Senate Bill 1200 would require mail-in ballots that are not returned in the mail to be returned only to the County Board of Elections office, effectively eliminating drop boxes in Pennsylvania.
Drop boxes were permitted by a Pennsylvania Supreme Court ruling in 2020, despite the fact that they were never authorized or intended by the General Assembly through the legislative process. Since that time, numerous examples of drop boxes being misused have been discovered throughout the state, including:
- Video evidence from Lehigh County showing ballot harvesting in the 2021 General Election.
- Video evidence from Lackawanna County showing a man allegedly harvesting multiple ballots into a drop box during the 2021 Primary Election.
- Video evidence from Montgomery County showing ballot harvesting in the 2021 General Election.
- Memorandum from Lehigh County explaining how detectives reviewed video from four different drop boxes in the county and determined there were overvotes at each of the locations.

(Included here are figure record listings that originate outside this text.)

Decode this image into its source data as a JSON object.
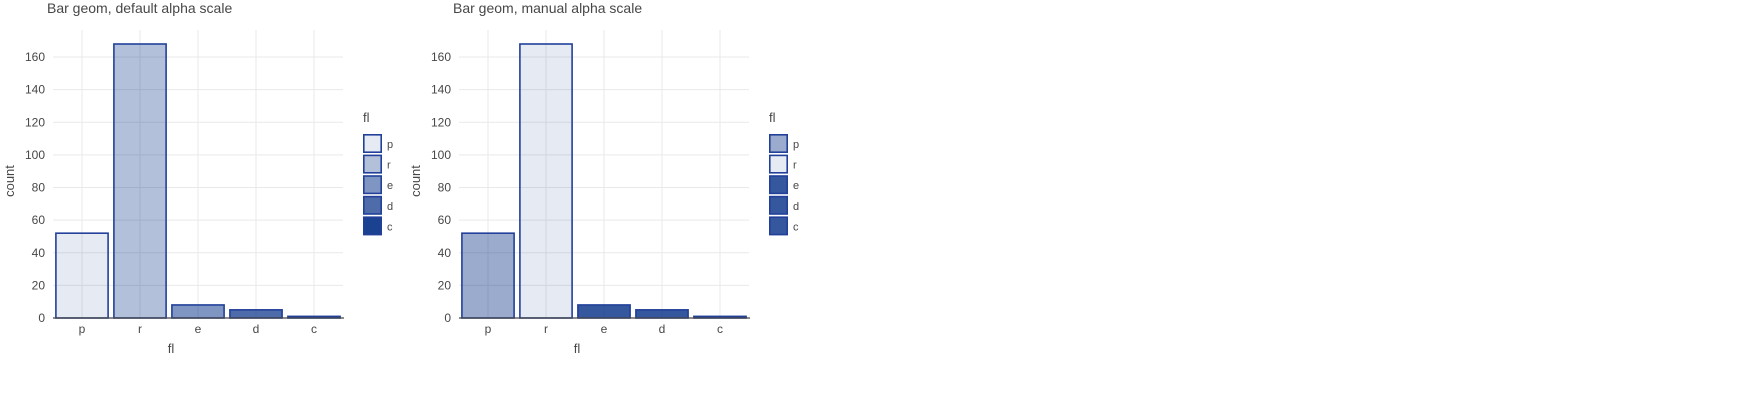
{
  "chart_data": [
    {
      "type": "bar",
      "title": "Bar geom, default alpha scale",
      "xlabel": "fl",
      "ylabel": "count",
      "categories": [
        "p",
        "r",
        "e",
        "d",
        "c"
      ],
      "values": [
        52,
        168,
        8,
        5,
        1
      ],
      "ylim": [
        0,
        168
      ],
      "yticks": [
        0,
        20,
        40,
        60,
        80,
        100,
        120,
        140,
        160
      ],
      "alpha": {
        "p": 0.1,
        "r": 0.3,
        "e": 0.5,
        "d": 0.7,
        "c": 0.9
      },
      "fill_color": "#022d85",
      "border_color": "#22409a",
      "grid": true,
      "legend": {
        "title": "fl",
        "position": "right",
        "entries": [
          "p",
          "r",
          "e",
          "d",
          "c"
        ]
      }
    },
    {
      "type": "bar",
      "title": "Bar geom, manual alpha scale",
      "xlabel": "fl",
      "ylabel": "count",
      "categories": [
        "p",
        "r",
        "e",
        "d",
        "c"
      ],
      "values": [
        52,
        168,
        8,
        5,
        1
      ],
      "ylim": [
        0,
        168
      ],
      "yticks": [
        0,
        20,
        40,
        60,
        80,
        100,
        120,
        140,
        160
      ],
      "alpha": {
        "p": 0.4,
        "r": 0.1,
        "e": 0.8,
        "d": 0.8,
        "c": 0.8
      },
      "fill_color": "#022d85",
      "border_color": "#22409a",
      "grid": true,
      "legend": {
        "title": "fl",
        "position": "right",
        "entries": [
          "p",
          "r",
          "e",
          "d",
          "c"
        ]
      }
    }
  ]
}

- Testimony from a Luzerne County Judge of Elections indicating an individual admitting to repeatedly harvesting ballots at a drop box, not realizing it was even illegal.
“After seeing such outrageous misinterpretations of the election reform law my colleagues and I passed, it’s perfectly clear how important this bill is to restoring the faith Pennsylvanians deserve to have in our election process,” Stefano said. “We must get back to running elections fairly.”
Eliminating unsecured ballot drop boxes will not negatively impact voter access. There are more than 10,000 publicly available locations across the Commonwealth that voters can use to return their ballots.
Senate Bill 982 would ban any state employee or county from accepting money from outside groups to pay for the administration of elections in Pennsylvania.
The legislation was created in response to the use of grant money from the Center for Tech and Civic Life (CTCL) during the 2020 Election. Correspondence between CTCL officials, the Wolf Administration and county officials demonstrates that funding was intentionally directed predominantly to counties that favor Democrats.
Democrat-leaning counties were selectively invited to apply for the grants before Republican-leaning counties were even made aware of the funding. Philadelphia and its surrounding counties received more than $18 million from CTCL in the 2020 Election, while other counties received significantly less.
For example, Philadelphia received $8.83 per voter in CTCL funding in 2020. On the other side of the state, Venango County, with a Republican voter registration advantage, received only $.64 per voter in CTCL funding in 2020.
Both bills were sent to the House of Representatives for consideration.